Freshwater mussels were harvested by Native Americans for thousands of years, as a food source and for use as utensils. The pearls were also highly prized for beads and as decoration on pottery. The modern era of mussel harvest began when a German pearl-button maker immigrated to the United States. When J. F. Boepple arrived in 1887, he was overwhelmed by the seemingly endless supply of mussels in the lakes and rivers of this country. He began an industry that would soon be supplying the world with high quality, beautiful mother-of-pearl buttons that would hold up to severe laundering. By 1920, there were over 200 button factories in the United States. Mother-of-pearl buttons continued to be preferred until plastics became more economical following WWII.

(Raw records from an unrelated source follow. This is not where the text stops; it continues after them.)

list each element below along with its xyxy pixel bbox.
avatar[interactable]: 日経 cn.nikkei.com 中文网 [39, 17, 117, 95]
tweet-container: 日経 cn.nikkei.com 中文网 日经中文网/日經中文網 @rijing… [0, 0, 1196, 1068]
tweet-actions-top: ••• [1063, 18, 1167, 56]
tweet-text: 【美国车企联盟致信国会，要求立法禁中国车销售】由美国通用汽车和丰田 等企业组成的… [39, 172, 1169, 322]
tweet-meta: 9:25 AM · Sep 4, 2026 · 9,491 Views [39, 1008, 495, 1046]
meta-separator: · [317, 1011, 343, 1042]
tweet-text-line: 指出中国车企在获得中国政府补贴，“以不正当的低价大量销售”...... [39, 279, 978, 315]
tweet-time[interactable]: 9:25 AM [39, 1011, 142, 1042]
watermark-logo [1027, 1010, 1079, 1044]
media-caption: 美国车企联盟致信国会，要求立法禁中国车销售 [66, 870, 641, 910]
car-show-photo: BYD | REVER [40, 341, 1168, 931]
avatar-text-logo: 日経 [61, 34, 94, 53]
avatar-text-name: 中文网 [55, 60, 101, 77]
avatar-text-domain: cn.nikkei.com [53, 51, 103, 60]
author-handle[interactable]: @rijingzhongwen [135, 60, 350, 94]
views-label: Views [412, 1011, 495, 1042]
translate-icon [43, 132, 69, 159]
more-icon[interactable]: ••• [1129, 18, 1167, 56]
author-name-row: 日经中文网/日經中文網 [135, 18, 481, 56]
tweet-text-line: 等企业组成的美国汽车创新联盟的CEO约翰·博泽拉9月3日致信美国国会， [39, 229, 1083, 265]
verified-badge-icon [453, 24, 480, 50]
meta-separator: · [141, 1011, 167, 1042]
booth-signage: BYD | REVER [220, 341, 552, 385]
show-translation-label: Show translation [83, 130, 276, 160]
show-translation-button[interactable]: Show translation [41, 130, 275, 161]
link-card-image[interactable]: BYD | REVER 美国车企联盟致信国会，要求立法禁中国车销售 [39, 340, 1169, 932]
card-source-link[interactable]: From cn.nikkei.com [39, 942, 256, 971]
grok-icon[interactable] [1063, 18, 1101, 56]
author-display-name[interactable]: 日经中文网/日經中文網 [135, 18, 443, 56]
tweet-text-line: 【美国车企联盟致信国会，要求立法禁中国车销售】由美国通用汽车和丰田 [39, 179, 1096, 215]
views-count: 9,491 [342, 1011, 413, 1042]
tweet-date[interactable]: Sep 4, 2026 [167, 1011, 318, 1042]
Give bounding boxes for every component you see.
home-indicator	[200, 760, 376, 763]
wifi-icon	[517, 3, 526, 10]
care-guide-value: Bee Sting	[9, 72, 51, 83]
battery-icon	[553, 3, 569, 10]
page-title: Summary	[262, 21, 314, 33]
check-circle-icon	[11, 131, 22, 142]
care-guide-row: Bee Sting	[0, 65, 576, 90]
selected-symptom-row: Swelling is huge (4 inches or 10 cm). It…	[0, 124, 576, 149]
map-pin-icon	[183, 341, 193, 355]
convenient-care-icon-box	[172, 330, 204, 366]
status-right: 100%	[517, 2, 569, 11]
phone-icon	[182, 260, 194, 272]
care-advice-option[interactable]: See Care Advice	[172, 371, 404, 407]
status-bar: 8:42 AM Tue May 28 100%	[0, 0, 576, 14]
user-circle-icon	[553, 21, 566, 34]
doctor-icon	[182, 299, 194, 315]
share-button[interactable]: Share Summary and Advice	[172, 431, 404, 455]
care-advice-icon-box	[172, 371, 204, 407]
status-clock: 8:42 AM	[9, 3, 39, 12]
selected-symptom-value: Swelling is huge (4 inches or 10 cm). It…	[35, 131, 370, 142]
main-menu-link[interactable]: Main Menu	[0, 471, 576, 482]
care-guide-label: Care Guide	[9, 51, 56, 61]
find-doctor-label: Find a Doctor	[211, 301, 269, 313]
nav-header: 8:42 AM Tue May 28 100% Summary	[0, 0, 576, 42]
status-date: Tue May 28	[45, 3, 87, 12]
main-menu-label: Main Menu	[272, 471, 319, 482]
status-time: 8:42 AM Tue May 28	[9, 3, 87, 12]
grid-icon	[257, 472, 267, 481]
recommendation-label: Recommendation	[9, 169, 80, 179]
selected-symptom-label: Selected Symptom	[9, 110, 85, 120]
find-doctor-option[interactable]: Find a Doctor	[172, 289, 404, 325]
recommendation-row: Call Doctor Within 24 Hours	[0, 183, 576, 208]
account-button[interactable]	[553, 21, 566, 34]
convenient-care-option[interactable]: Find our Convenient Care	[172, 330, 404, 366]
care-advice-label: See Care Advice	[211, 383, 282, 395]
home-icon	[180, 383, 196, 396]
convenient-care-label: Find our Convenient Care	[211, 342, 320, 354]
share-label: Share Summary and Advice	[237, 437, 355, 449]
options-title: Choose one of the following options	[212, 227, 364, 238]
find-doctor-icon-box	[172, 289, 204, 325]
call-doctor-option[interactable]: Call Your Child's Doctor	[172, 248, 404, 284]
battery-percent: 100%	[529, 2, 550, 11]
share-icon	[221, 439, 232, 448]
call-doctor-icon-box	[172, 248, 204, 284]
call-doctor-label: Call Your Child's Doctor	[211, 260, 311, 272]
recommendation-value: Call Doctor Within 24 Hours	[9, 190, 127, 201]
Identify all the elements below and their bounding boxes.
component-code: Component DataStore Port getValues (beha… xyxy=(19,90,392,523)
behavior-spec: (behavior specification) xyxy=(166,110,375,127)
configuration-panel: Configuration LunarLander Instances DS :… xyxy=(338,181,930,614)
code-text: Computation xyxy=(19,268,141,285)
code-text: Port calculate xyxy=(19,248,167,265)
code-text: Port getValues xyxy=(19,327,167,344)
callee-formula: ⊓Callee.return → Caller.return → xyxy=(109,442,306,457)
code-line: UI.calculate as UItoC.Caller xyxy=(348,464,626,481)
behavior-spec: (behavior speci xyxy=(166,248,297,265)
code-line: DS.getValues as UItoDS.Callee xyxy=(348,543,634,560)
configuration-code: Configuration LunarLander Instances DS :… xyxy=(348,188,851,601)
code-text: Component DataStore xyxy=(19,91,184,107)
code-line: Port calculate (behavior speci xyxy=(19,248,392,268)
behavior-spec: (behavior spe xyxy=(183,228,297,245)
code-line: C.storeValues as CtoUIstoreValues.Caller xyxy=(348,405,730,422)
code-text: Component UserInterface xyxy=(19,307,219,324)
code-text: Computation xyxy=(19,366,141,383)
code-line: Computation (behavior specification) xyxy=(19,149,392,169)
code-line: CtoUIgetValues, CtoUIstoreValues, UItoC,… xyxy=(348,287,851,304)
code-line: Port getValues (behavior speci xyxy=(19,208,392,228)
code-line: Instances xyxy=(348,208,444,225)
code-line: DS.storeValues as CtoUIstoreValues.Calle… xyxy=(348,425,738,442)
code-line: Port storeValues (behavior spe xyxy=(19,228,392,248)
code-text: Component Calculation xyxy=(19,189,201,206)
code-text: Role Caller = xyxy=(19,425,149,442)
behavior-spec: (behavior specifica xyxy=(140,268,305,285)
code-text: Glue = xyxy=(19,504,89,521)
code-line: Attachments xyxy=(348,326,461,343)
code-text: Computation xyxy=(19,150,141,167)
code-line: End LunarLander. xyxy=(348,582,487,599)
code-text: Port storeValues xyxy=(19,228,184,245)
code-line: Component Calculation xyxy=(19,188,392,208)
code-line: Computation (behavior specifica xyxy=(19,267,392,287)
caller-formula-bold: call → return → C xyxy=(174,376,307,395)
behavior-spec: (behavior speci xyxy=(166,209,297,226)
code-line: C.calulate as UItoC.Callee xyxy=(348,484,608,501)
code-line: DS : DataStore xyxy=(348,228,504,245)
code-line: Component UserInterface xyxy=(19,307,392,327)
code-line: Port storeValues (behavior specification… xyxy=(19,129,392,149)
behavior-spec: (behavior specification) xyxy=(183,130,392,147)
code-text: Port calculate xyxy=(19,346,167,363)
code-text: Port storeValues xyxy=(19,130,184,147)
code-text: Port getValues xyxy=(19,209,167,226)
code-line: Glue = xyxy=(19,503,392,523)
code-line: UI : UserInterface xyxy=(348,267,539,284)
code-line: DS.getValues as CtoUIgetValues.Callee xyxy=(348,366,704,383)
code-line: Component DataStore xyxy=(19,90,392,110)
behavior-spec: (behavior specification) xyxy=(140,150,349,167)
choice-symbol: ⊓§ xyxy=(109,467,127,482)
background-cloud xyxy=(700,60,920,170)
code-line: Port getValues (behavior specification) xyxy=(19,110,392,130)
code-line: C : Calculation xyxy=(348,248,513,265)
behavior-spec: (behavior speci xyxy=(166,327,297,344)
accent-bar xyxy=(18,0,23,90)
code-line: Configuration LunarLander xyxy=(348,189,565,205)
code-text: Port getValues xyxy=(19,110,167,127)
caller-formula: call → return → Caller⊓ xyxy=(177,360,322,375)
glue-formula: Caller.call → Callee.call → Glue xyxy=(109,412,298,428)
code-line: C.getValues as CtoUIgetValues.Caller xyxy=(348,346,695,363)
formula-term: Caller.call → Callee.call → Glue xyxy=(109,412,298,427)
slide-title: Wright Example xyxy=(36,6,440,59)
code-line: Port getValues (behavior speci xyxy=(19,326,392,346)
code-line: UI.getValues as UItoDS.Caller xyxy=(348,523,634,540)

Brailing was the harvest method of choice around the turn of the century and consisted of dragging what was then known as crowfoot hooks, or three pronged metal hooks attached by rope or chain to a long pole. These poles were then dragged along the bottom of the river. In those days, the brail boats were propelled by a 'mule' or underwater sail which was lowered into the river, the current caught the mules and pulled the boats down the river. The mussels open to feed on plankton and algae in the water and when these hooks happened to hit them they would clamp down on them. The brailer would haul up the laden brails every few hours and pick the shells off into the boat. Brailing is still the only allowed method of mussel harvest in some states including Kentucky, and in some states mussel men are required by law to use the underwater sails (mules) to move the boats.
The advent of plastics for button making looked like the end of mussel harvesting. But in the 1950s the Japanese cultured pearl industry discovered the high quality of mother-of-pearl from the United States, particularly the Tennessee River.